Dual-Output Architecture

The app plays audio simultaneously to two independent output devices:

graph LR
    subgraph TTS Engine
        A[Audio Buffer]
    end
    A --> B[Monitor Output]
    A --> C[Secondary Output]
    B --> D[Headphones/Speakers]
    C --> E[Virtual Cable Input]
    E --> F[Voice App Mic Input]

Monitor Output

The primary output device — typically your headphones or speakers. This is where you hear the speech.

Secondary Output

The virtual audio cable input. Voice applications (Discord, VRChat) use this as their microphone input.

Volume Controls

Independent volume sliders for each output:

  • Monitor Volume: 0–100% (default: 100%)
  • Secondary Volume: 0–100% (default: 100%)
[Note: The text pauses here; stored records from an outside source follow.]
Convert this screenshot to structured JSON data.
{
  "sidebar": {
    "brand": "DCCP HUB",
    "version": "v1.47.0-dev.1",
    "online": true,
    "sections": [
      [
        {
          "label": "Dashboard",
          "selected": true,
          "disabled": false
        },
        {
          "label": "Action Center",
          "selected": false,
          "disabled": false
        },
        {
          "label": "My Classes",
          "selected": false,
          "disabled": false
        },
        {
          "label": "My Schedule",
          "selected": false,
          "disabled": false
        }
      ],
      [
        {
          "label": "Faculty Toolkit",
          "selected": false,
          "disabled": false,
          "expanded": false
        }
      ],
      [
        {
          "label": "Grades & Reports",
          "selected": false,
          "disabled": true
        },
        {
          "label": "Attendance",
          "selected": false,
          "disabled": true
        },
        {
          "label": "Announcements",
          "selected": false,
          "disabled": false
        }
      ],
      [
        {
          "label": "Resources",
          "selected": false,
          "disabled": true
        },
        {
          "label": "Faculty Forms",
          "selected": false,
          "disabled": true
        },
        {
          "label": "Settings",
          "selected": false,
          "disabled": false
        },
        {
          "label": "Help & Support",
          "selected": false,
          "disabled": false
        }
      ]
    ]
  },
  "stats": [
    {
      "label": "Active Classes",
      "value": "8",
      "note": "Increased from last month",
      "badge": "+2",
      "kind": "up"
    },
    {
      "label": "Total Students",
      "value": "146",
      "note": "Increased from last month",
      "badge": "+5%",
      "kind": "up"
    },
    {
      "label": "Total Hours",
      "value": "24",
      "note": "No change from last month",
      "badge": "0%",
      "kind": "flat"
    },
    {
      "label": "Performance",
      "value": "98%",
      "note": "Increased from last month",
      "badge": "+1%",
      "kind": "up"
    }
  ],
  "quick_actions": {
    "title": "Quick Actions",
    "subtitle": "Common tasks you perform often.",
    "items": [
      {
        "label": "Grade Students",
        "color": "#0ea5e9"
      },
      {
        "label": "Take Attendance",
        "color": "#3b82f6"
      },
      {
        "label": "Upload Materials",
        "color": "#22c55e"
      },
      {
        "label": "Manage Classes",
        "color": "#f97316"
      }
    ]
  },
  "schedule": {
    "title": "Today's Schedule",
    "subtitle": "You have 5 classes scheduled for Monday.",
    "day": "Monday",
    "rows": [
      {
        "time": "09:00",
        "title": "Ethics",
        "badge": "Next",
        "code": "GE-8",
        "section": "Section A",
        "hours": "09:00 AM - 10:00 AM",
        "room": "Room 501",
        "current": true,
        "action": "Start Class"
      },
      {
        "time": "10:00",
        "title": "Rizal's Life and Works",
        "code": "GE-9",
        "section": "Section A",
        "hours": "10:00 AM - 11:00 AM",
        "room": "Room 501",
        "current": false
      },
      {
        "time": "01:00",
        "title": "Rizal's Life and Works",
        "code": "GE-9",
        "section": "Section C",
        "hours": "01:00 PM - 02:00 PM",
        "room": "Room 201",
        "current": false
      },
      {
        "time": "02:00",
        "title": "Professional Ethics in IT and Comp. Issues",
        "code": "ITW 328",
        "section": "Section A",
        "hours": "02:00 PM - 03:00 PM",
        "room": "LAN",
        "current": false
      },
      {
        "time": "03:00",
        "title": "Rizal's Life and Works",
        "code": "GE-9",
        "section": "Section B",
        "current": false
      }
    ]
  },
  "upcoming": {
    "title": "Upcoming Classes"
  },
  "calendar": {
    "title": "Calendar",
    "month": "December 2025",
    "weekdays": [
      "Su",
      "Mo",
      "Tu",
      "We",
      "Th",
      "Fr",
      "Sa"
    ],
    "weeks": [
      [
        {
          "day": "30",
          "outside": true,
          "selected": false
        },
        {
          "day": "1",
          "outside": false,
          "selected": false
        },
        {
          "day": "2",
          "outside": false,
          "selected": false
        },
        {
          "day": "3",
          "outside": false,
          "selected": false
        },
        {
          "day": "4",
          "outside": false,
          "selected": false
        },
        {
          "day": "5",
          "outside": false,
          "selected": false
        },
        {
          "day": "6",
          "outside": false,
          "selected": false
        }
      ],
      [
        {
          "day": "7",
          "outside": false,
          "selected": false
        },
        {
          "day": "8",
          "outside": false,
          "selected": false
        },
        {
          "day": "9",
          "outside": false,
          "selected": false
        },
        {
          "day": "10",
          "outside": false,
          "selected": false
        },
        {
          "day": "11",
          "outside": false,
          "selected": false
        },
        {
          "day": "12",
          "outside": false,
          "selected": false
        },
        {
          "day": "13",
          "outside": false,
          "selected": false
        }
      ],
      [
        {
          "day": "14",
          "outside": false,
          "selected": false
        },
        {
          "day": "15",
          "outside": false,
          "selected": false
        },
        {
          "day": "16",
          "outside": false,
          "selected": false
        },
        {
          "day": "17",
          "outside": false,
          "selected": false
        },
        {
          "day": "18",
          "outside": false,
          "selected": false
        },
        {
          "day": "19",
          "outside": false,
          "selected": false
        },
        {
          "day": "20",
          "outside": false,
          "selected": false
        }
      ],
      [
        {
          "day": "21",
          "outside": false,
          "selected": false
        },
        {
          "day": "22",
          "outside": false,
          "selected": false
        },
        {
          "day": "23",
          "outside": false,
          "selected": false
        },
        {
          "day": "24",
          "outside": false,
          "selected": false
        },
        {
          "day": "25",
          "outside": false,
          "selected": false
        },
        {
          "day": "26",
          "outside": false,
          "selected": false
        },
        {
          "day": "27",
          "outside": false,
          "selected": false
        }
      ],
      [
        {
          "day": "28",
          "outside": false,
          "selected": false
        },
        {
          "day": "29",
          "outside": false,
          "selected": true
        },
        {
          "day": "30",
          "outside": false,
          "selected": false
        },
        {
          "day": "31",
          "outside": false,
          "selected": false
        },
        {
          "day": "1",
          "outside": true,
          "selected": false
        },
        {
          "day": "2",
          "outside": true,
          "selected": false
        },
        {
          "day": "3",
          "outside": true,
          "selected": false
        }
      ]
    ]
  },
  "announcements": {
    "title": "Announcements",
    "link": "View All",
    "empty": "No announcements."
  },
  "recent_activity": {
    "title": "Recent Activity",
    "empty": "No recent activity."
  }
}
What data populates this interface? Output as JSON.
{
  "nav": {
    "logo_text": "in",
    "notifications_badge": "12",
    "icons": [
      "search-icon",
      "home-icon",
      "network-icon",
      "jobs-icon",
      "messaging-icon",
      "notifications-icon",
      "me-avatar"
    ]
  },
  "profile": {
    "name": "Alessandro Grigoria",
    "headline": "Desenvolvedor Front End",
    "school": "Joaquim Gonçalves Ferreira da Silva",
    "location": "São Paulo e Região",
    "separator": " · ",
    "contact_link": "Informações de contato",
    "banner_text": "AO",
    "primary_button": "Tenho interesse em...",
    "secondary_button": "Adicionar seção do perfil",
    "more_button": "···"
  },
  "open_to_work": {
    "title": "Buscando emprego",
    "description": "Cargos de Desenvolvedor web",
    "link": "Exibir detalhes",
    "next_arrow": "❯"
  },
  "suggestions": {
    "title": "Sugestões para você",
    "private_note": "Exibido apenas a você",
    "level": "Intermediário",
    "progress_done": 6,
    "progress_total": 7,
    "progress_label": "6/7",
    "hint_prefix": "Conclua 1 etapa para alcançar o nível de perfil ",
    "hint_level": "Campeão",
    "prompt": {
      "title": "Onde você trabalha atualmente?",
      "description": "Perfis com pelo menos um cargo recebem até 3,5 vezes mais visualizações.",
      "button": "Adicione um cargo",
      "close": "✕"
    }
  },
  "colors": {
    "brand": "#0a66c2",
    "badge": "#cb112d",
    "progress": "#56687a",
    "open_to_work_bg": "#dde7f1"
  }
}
Volumes are applied as float multipliers (0.0–1.0) to the NAudio WasapiOut stream.

Device Selection

In Settings → Audio:

  1. Monitor Output dropdown — lists all active WASAPI render devices
  2. Secondary Output dropdown — lists all active WASAPI render devices
  3. Refresh button — re-enumerates devices (useful after plugging/unplugging)

Test Buttons

Three test buttons help verify your audio setup:

Button What it does
Test Monitor Plays a short test tone to the monitor output only
Test Secondary Plays a short test tone to the secondary output only
Test Both Plays a short test tone to both outputs simultaneously

Trailing Silence Trimming

When enabled, the app automatically removes trailing silence from generated TTS audio:

  • Trim Trailing Silence: Enable/disable the feature
  • Silence Retention: What percentage of trailing silence to keep (5–100%)
    • 5% = almost all silence removed (fastest turnaround)
    • 100% = no trimming (default)

How It Works

  1. After TTS synthesis, the raw 16-bit PCM data is scanned backwards from the end
  2. Frames where all samples are below the silence threshold (~0.5% of max amplitude) are identified
  3. The specified fraction of trailing silence is retained
  4. The trimmed audio is passed to the audio router

Audio Format

Property Value
Kokoro sample rate 24000 Hz
ElevenLabs sample rate 44100 Hz (decoded from MP3)
Bit depth 16-bit PCM
Channels Mono (1)
Playback API NAudio WasapiOut

Playback State

The PlaybackState singleton tracks:

  • IsPlaying — whether audio is currently playing
  • CurrentText — the text being spoken
  • PlaybackDurationSeconds — total audio duration
  • PlaybackStartedUtc — when playback began

This state is shared between the overlay and phrase playback, ensuring the playback timer and status display are consistent.